LinkShare had been a PowerCenter user since 2001, but in 2007 moved its operation to the Enterprise Grid Option while also moving to 64-bit hardware. With their previous cluster, the IT team had to manually configure load balancing and resource utilization. The Enterprise Grid Option takes care of those functions dynamically, without any re-coding of applications, Wilson says.
‘A Good Place to Be’
By exploiting grid architecture and its own platform and technologies, Informatica is able to deliver the capabilities required for real-time processing of data integration tasks. “The leading challenge to data integration practitioners today is the need to move data in real time or on demand,” say Philip Russom, senior manager of The Data Warehouse Institute’s TDWI Research wing. “Most data integration tools and user practices were originally designed for latent batch processing in nightly windows. Vendor tools have come a long way in this regard, and users have educated themselves in more dynamic applications of data integration.”
“Informatica is one of the leading vendors in the data integration space, along with Business Objects, IBM, Microsoft, Oracle and SAS. Informatica has shown leadership in recent years by championing new practices and techniques like data integration competency centers, service-oriented architecture, embedded data quality functions, and business-to-business data integration,” Russom says.
The latest PowerCenter 8.6 “sports a number of enhancements that form part of an ongoing mission to extend its usage beyond extract/transform/load (ETL) projects for data warehousing,” says The 451 Group’s Roy. “The advent of the Real-Time Edition, the first tools for analysts and data stewards, a new B2B Data Transformation engine and a data-loader service for integrating off-premise data managed by Salesforce.com with on-premise data, are some of the improvements in 8.6 crafted with this mission in mind.”

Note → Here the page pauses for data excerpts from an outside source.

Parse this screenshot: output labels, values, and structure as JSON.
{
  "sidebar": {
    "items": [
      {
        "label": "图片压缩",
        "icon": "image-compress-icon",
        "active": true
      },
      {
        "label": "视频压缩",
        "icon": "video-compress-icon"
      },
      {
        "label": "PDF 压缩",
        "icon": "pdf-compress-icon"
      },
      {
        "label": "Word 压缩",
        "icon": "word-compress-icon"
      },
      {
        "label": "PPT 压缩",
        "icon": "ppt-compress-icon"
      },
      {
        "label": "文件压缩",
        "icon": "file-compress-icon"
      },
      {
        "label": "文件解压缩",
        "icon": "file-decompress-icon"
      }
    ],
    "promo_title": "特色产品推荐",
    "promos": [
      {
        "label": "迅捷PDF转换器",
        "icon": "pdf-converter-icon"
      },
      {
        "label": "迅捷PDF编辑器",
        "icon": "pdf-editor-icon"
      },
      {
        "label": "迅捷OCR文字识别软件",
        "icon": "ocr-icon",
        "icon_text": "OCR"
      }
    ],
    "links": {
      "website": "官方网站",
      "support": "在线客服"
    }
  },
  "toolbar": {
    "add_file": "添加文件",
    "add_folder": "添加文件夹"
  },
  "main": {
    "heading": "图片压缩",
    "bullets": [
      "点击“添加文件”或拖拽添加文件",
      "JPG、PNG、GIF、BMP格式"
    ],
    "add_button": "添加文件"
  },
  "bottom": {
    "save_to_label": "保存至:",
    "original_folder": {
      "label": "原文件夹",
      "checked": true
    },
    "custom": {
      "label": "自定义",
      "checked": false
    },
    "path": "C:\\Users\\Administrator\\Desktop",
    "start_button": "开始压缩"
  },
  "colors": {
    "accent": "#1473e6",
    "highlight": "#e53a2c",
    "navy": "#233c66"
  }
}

The company continues to “retain the mantle of largest independent data integration vendor,” according to a report issued in the August by The 451 Group (while noting its competitors include IBM and Oracle, rivals with whom it also shares technology). “Informatica has been increasing revenue by 20 percent year-on-year for several years now — a growth rate it maintained for the first six months of 2008 when sales rose to $217.5 million from $181.4 million in the same six months of 2007.”
According to Informatica’s Wilson, the company’s installation base “is growing 20 percent year over year while enterprise software is growing 8 to 9 percent. Ninety of the Fortune 100 companies are our clients.” The biggest problem Informatica solves today is “ETL into the warehouse,” Roy says. “However, data migration, compliance/data governance, and master data management are all areas in which Informatica increasingly plays. I think being the Switzerland of the data integration world is a good place to be given that integration software needs to be independent of databases, applications, and so on.”